Hi there,
currently no log can be found for user who connected to any Cisco anyconnect servers even bandwidth usage log. It seems that they completely bypassed the firewall. any suggestion?
Thanks,
This thread was automatically locked due to age.
Hi there,
currently no log can be found for user who connected to any Cisco anyconnect servers even bandwidth usage log. It seems that they completely bypassed the firewall. any suggestion?
Thanks,
Mahmood, if you're asking about users that connected to the UTM's 'Cisco VPN Client' Remote Access, look in the IPsec log and in 'Logging & Reporting >> Remote Access'. If you didn't find what you need, please explain what question you're trying to get an answer for.
Cheers - Bob
Bob, thank you for the the reply. Actually I meant that the users behind the firewall who connected to a third party Cisco any connect servers. Since we have lots of restricted websites in our country, users usually use such tricks to bypass the restriction.
Bob, thank you for the the reply. Actually I meant that the users behind the firewall who connected to a third party Cisco any connect servers. Since we have lots of restricted websites in our country, users usually use such tricks to bypass the restriction.

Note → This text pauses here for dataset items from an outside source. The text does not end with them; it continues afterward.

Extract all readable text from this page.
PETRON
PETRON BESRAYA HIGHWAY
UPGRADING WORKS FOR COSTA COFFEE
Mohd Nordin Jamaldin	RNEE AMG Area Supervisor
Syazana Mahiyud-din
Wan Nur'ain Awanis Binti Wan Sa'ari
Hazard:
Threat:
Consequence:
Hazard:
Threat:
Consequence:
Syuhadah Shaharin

Well, I'm philosophically opposed to such restrictions, but I suppose you must demonstrate an effort to comply with the law. In 'Application Control', you can make a rule that blocks everything in 'VPN and Tunneling'. Above that, make a rule that allows and logs accesses from specific IPs where people have demonstrated a valid need. Alternatively, Allow and Log for everyone and you will be able to see any such activity in Logging & Reporting.
Cheers - Bob
Bob, I am against any restriction either and do not have any obligation against users who try to bypass the restriction. but I do need to know such VPN users bandwidth usage. your solution works for any VPN application but not Cisco anyconnect.